C'est un happening qui est parvenu à décontenancer Marina Foïs, pourtant loin d'être à court de répartie tranchante. Lors de la dernière cérémonie des César ce vendredi 12 mars, riche en commentaires virulents à propos du sort (critique) réservé à la Culture en temps de couvre-feux, la comédienne Corinne Masiero s'est dévêtue. Plus précisément, l'actrice et militante, notamment connue pour son rôle de Capitaine Marleau, est arrivée dans un superbe costume de Peau d'âne avant de le retirer. L'audience a pu alors observer les slogans inscrits sur son corps.
Parmi ces inscriptions, l'éloquente "Rends-nous l'art, Jean !". Un message directement adressé à Jean Castex. Et, pourrait-on présumer, à l'actuelle ministre de la Culture, Roselyne Bachelot. Mais ces discours ont hélas été ignorés sur les réseaux sociaux, les voix les plus virulentes préférant fustiger cette performance jugée obscène. Entre séquence gore, nu politique et geste punk, l'initiative de Corinne Masiero n'a laissé personne indifférent.
Tant et si bien que dans l'espace commentaires de la séquence diffusée sur Canal +, les piques misogynes s'accumulent. "Lamentable image : Aucune allure, aucune classe, que de la crasse", "Intervention vulgaire qui dessert la cause qu'elle prétend défendre", "Masiero s'était shootée avant de monter sur scène ?? quel spectacle décadent !", peut-on notamment lire. De quoi constituer un véritable bingo de la boomer attitude.
Par-delà les noms d'oiseaux décochés par des anonymes, même les médias y vont de bon train. Ainsi la revue culturelle Transfuge s'offusque-t-elle d'un "féminisme radicalisé", composante parmi d'autres d'une cérémonie des César "malade" pleine de "consternation". Bien souvent, les opinions des détracteurs (volontiers masculins) usent d'un même argumentaire : la performance de la comédienne serait "décadente", incomparable avec la classe des "grandes" d'antan, l'opposé d'une tradition française chic, un concentré de vulgarité, de l'indécence pure...
Mais au fond, il n'y a pas à chercher bien loin pour comprendre ce qui dérange tant les regards désapprobateurs. "Les mecs qui sont choqués et insultent Corinne Masiero sur son physique, vous êtes minables. Les corps nus de femmes vous dérangent uniquement à partir du moment où ils ne sont plus suffisamment sexualisés et excitants à vos yeux pour projeter vos fantasmes dégueulasses dessus", cingle en ce sens une internaute.
Ensanglantée, insoumise aux diktats traditionnels, mise en scène d'une façon revendicative, la nudité de Corinne Masiero prend le contrepied du "male gaze", ce regard masculin qui, au cinéma par exemple, sexualise le corps des femmes, alors objets de désir. En somme, c'est une nudité qui n'est ni polie, ni policée, et arbore littéralement sur elle des discours vindicatifs. En cela, le happening de l'actrice est à rapprocher de ceux des militantes Femen. C'est aussi cette absence totale de consensualité (et de sensualité tout court) qui dérange autant.

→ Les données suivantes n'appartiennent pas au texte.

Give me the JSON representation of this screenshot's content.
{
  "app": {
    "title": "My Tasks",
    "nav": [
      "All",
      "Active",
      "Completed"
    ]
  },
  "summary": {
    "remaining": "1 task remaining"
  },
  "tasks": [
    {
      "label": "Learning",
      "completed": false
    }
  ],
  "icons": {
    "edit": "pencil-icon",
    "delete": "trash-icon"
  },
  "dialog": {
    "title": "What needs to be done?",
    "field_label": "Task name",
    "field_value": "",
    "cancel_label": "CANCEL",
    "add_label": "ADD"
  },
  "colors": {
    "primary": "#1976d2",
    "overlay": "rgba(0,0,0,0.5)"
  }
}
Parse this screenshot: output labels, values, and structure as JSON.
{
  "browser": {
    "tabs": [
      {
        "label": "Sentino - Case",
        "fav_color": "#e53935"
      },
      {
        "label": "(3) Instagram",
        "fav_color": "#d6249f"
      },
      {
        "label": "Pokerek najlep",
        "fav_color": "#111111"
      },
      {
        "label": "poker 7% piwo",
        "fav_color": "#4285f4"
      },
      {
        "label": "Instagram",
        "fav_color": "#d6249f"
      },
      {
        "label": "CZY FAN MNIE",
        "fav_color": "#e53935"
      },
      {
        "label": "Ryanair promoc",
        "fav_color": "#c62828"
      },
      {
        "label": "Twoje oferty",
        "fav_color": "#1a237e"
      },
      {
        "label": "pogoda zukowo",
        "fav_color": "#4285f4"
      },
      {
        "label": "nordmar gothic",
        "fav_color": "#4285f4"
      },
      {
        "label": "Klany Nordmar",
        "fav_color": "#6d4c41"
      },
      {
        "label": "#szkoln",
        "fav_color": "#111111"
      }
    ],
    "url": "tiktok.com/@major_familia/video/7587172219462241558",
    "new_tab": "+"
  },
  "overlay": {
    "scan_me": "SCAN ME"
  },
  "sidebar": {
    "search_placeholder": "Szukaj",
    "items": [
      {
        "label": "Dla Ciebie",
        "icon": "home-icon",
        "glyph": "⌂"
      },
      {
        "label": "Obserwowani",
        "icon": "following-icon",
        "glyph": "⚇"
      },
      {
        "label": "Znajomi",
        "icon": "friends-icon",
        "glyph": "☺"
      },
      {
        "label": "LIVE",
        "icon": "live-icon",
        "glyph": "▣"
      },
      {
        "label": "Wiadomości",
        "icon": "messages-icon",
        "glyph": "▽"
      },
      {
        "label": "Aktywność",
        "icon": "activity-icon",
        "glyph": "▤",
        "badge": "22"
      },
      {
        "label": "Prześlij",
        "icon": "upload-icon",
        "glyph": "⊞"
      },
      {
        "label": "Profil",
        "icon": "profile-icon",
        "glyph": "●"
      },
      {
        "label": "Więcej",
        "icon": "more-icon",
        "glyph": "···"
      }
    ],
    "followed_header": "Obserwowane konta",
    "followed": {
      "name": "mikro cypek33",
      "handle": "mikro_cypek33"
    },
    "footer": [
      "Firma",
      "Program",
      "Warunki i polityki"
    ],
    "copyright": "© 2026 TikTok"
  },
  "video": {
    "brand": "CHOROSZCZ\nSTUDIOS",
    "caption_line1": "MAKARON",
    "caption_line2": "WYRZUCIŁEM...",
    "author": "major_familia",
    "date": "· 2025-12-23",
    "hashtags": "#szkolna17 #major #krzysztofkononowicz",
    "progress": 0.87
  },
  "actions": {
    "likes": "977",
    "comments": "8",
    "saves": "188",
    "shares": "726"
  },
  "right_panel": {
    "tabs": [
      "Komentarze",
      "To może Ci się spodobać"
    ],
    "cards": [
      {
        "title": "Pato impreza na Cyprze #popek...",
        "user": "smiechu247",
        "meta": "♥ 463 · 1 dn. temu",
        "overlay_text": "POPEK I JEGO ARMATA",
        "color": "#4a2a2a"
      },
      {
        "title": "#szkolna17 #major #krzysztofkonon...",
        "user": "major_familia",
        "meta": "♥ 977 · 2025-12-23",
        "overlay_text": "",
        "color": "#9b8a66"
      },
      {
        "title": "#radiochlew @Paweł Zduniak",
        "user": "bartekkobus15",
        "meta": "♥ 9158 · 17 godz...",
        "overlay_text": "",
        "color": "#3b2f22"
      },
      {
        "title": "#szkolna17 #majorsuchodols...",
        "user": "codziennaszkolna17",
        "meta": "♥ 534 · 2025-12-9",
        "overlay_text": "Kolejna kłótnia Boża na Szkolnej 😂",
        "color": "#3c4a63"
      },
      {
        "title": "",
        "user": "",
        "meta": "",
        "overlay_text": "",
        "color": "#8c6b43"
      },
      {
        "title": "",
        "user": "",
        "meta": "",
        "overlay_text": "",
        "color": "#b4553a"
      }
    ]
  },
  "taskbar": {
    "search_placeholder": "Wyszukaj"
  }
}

A l'inverse, certaines voix soutiennent le geste. "Au risque de me mettre tout le monde à dos, je voudrais saluer le courage de Corinne Masiero lors de la cérémonie des César. Bien sûr que la culture n'est pas le seul secteur à souffrir de la Covid mais les César, c'est le cinéma : où dire mieux que le secteur est à poil ?", avance ainsi l'économiste Julia Cagé. D'autres paroles politiques et militantes, comme celles de la députée Clémentine Autain, voient là "l'art de militer".
En détournant des symboles glamour (la Catherine Deneuve de Peau d'âne) et en transformant son corps en outil de protestation, témoignant de l'état alarmant de la Culture en temps de pandémie, Corine Masiero a délivré un geste intensément féministe. Aux César, elle s'est ainsi permise de rappeler sans l'énoncer le fameux adage du Mouvement de libération des femmes : "L'intime est politique". Ce soir là, il le fut plus que jamais.
Au grand dam de ceux qui n'acceptent pas encore que l'art le soit toujours un peu - politique.